Office hours
Term 2 2024/25: Tuesdays 10.00-1.30.
Dr Emma Nicholson
Senior Lecturer
Classics and Ancient History
I am a Senior Lecturer in Classics and Ancient History, and currently Director of Postgraduate Research in the Department of Classics, Ancient History, Religion and Theology. My research focuses on Hellenistic history and historiography, the ancient historian Polybius of Megalopolis, Philip V of Macedon, the Antigonid kings of ancient Macedonia, the coming of Rome into the Greek East, and ancient leadership.
I am the director of the international research community - The Antigonid Network - which promotes the study of the Antigonid kings of ancient Macedonia and their influence on the Mediterranean, past and present. I also direct Exeter's Centre for Hellenistic and Later Greek Studies, which supports and promotes research on the Greek world in its Afro-Eurasian context from the death of Alexander the Great to Late Antiquity.
My recent book Philip V of Macedon in Polybius' Histories: Politics, History, and Fiction was published with Oxford University Press in February 2023. It challenges Polybius' portrait of Philip V and conventional scholarly ideas about the king and historian. I am also a co-editor of the forthcoming volume (summer 2025), Stranger-Kingship in Antiquity, Routledge. This volume results from a conference held at Exeter University in 2022, and introduces the notion of “stranger-kingship” to the field of ancient history, evaluating its use as a new way of thinking about kingship as a political, social, and cultural phenomenon.
My current projects include:
- A book on Polybius for the New Surveys in the Classics series (under contract with Cambridge University Press)
- A book on the Antigonid dynasty co-written with Dr Annelies Cazemier (Southampton) (under contract with Routledge)
- An edited volume titled Literary Genre and Leadership Values in Antiquity (under contract with Bloomsbury)
Biography:
As a child, I grew up in Taiwan and Berkshire (UK). I studied for my BA in Ancient History at Royal Holloway, University of London and completed my MA via the London intercollegiate programme.
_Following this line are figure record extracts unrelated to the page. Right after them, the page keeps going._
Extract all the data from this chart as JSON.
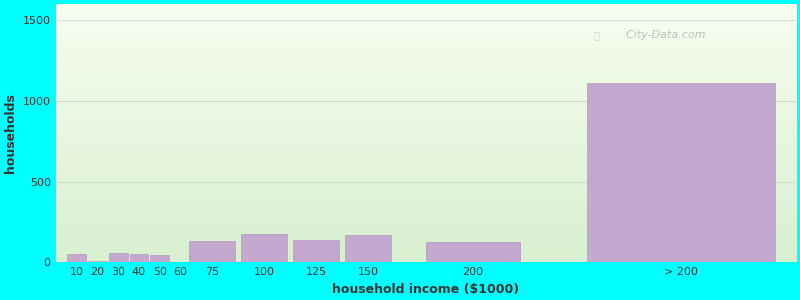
{
  "xlabel": "household income ($1000)",
  "ylabel": "households",
  "background_color": "#00ffff",
  "plot_bg_top": "#f8fdf0",
  "plot_bg_bottom": "#d8f0d0",
  "bar_color": "#c5a8d0",
  "bar_edge_color": "#b898c0",
  "watermark": "City-Data.com",
  "values": [
    55,
    10,
    60,
    55,
    45,
    5,
    130,
    175,
    140,
    170,
    125,
    1110
  ],
  "bar_centers": [
    10,
    20,
    30,
    40,
    50,
    60,
    75,
    100,
    125,
    150,
    200,
    300
  ],
  "bar_widths": [
    9,
    9,
    9,
    9,
    9,
    9,
    22,
    22,
    22,
    22,
    45,
    90
  ],
  "ylim": [
    0,
    1600
  ],
  "yticks": [
    0,
    500,
    1000,
    1500
  ],
  "xtick_positions": [
    10,
    20,
    30,
    40,
    50,
    60,
    75,
    100,
    125,
    150,
    200,
    300
  ],
  "xtick_labels": [
    "10",
    "20",
    "30",
    "40",
    "50",
    "60",
    "75",
    "100",
    "125",
    "150",
    "200",
    "> 200"
  ],
  "xlim": [
    0,
    355
  ],
  "title_fontsize": 12,
  "subtitle_fontsize": 10,
  "axis_label_fontsize": 9,
  "tick_fontsize": 8,
  "title_color": "#111111",
  "subtitle_color": "#008888",
  "axis_label_color": "#333333",
  "tick_color": "#333333",
  "grid_color": "#ccddcc"
}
After an interim in industry and teaching in China, I started my PhD at Newcastle University in 2012, fully funded by an AHRC Doctoral Fellowship and specialising in Polybius and Philip V of Macedon. In 2015, I also received funding from the AHRC and the DAAD to visit Friedrich-Alexander Universitaet in Erlangen-Nuremberg, Freiburg University, and the University of Bologna. After completing my PhD, I taught at Newcastle (2015-2016) and Edinburgh (2016-2017), before coming to the University of Exeter in September 2017. I was promoted to Senior Lecturer in 2022.